Chiquita’s net sales rose by 2 per cent year over year in the second quarter of 2007 to $1.3 billion (£640 million), and the company hauled in a net income of $9bn in the period.

This includes a charge of $3m, related to a settlement of US anti-trust litigation, and compared to a net income of $23m in the year-earlier period.

“We were not satisfied with our second quarter results,” said Chiquita chairman and ceo Fernando Aguirre. “We are taking aggressive actions to address continuing challenging market conditions, and expect to reverse the recent trend and begin delivering modest year-over-year improvements in operating results, starting in he third quarter.

“We remain confident in our strategy to generate sustainable, profitable growth by delivering innovative higher-margin products and building a high-performance organisation,” he continued. “We were pleased to complete the previously announced strategic shipping agreement during the quarter, and to use a significant portion of the proceeds from that transaction to pay down debt. We will continue to take actions to strengthen our balance sheet, improve our risk profile, focus our efforts on market activities and diversify our company by product, channel and geography.”
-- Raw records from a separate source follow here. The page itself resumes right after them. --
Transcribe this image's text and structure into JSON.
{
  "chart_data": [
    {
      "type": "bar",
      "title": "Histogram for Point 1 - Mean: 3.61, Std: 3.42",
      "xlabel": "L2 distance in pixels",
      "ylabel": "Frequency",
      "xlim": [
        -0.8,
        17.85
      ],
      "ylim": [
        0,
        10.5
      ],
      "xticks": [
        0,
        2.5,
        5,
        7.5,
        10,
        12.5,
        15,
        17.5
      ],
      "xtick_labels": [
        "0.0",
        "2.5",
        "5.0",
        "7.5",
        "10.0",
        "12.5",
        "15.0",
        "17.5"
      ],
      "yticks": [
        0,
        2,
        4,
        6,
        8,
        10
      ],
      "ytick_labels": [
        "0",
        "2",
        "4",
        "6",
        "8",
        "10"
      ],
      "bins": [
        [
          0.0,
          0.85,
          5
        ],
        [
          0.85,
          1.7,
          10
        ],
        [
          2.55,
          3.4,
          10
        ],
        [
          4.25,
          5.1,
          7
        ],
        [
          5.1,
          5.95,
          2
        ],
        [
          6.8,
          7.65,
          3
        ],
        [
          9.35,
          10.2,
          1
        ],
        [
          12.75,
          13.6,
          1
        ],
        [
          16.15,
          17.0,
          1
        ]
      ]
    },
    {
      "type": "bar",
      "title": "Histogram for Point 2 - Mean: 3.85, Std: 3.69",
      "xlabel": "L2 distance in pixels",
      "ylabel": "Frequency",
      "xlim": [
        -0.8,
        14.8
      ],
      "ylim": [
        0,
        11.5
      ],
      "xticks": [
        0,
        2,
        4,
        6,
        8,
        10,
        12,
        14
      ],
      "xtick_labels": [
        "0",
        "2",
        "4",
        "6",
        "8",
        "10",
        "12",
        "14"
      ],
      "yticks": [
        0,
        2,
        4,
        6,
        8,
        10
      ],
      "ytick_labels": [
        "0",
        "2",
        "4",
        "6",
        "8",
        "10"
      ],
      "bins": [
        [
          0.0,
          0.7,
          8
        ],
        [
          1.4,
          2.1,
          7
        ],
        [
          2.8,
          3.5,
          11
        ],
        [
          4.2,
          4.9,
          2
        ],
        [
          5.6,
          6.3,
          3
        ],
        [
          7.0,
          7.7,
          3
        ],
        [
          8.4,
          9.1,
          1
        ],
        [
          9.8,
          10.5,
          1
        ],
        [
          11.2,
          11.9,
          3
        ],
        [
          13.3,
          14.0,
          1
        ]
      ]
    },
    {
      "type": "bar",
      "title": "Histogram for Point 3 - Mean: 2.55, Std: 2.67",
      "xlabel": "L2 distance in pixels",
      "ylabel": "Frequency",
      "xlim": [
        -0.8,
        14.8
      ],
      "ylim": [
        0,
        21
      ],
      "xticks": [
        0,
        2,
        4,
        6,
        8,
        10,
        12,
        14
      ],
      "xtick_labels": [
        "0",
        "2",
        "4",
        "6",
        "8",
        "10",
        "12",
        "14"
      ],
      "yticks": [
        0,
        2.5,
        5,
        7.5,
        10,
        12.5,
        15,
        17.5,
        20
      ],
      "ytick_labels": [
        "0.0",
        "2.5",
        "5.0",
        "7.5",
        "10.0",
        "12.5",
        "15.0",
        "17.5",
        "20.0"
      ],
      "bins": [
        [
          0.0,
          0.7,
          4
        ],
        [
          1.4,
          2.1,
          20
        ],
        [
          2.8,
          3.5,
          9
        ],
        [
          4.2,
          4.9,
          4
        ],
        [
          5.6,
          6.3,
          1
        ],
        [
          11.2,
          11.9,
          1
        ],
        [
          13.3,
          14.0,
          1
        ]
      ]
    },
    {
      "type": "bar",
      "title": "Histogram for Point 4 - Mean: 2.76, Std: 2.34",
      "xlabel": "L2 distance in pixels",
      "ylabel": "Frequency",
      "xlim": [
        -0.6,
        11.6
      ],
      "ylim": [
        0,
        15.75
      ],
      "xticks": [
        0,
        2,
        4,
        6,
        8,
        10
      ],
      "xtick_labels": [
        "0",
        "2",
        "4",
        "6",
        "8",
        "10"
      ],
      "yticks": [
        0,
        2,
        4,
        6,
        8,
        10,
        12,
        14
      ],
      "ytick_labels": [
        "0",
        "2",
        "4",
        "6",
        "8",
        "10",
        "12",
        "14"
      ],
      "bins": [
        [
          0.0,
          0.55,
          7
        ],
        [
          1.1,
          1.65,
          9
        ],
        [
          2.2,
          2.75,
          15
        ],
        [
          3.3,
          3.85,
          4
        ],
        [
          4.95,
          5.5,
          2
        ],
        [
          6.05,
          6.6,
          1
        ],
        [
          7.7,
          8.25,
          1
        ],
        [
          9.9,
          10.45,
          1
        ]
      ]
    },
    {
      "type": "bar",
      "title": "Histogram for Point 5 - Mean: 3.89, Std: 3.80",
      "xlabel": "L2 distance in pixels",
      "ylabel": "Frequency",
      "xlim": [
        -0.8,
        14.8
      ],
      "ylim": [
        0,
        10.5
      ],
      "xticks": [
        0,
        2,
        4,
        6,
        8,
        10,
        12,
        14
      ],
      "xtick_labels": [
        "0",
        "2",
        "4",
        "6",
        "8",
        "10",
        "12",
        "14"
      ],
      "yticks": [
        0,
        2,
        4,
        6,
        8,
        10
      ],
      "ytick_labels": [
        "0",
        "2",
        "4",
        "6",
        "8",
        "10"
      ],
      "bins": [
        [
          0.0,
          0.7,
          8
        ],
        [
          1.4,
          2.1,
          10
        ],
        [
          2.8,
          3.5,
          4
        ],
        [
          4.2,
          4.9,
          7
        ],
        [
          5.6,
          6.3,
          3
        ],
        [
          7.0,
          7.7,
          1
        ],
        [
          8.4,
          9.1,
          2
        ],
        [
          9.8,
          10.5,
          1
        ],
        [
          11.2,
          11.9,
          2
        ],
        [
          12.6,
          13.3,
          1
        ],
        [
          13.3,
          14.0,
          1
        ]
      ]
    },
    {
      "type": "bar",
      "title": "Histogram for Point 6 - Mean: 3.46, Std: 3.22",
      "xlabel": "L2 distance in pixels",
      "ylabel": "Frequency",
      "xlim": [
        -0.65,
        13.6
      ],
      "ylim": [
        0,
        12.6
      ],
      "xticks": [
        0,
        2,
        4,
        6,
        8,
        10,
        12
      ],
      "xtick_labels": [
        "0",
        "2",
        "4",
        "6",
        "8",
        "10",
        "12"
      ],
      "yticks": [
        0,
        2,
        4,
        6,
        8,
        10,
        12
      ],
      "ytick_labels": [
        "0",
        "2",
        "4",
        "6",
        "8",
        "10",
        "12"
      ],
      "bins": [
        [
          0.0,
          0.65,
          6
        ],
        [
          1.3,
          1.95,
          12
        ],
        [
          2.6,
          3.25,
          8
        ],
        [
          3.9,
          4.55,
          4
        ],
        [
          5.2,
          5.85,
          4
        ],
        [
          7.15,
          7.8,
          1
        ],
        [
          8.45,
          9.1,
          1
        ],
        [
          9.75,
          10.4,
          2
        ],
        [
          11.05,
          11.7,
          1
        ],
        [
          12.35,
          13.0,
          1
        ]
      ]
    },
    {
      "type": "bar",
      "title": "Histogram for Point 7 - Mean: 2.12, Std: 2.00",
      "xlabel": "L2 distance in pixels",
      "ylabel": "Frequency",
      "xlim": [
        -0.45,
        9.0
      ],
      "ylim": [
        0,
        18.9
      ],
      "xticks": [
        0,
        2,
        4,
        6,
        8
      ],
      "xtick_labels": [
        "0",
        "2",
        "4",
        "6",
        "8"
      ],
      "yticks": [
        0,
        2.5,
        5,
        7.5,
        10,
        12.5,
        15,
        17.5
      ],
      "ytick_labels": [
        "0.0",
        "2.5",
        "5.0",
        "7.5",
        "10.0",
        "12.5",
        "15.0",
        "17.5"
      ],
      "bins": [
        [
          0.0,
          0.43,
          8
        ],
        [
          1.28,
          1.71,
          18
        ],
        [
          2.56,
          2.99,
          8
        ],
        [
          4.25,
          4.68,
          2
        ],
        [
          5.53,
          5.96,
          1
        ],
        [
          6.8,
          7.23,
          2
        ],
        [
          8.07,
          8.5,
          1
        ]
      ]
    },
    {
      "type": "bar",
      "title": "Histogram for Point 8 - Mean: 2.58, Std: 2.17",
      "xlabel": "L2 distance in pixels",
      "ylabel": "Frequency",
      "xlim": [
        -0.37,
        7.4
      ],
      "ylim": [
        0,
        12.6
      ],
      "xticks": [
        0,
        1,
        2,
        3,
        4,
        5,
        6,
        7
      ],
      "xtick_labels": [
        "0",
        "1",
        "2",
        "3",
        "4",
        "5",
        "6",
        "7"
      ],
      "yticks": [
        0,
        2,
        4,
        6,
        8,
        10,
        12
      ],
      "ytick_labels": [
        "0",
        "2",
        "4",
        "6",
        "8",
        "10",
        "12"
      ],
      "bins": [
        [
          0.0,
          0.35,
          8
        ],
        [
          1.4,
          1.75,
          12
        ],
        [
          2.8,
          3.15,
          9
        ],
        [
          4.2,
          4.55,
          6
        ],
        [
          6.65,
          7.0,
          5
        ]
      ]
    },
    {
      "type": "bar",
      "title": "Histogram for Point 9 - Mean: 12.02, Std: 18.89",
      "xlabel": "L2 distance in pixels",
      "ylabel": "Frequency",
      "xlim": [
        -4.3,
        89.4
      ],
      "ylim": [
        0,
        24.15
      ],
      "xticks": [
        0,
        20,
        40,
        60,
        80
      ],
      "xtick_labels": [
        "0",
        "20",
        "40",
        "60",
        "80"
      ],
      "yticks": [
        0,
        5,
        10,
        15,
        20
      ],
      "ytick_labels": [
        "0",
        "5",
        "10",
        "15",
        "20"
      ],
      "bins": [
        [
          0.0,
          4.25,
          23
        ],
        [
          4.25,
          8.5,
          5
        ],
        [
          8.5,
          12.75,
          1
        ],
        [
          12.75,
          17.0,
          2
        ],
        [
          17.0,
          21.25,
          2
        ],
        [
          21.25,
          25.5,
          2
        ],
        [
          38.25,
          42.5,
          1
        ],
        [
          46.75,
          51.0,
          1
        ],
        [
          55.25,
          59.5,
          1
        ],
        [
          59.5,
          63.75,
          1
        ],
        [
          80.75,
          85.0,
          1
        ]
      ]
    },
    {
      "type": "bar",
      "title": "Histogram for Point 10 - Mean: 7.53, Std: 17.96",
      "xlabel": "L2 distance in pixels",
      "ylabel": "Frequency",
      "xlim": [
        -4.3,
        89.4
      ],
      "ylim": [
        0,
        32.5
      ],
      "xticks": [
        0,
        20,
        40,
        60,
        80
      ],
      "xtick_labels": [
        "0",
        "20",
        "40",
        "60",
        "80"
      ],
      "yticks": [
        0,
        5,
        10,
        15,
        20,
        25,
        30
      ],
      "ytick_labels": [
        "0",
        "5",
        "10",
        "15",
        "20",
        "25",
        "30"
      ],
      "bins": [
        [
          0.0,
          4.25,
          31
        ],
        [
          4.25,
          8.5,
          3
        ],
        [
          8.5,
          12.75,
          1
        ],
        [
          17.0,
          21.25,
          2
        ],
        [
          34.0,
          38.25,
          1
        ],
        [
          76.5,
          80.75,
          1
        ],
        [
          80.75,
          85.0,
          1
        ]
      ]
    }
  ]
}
Chiquita repaid more than $200m in debt during the second quarter, primarily from proceeds from the sale of its 12 refrigerated cargo vessels. As a result, the company’s total debt on June 30, 2007 stood at $857m, compared to $1.061bn on March 31, 2007. The company expects to continue paying debt until it reaches its target debt-to-capital ratio of 40 per cent, compared to 49 per cent on June 30, 2007.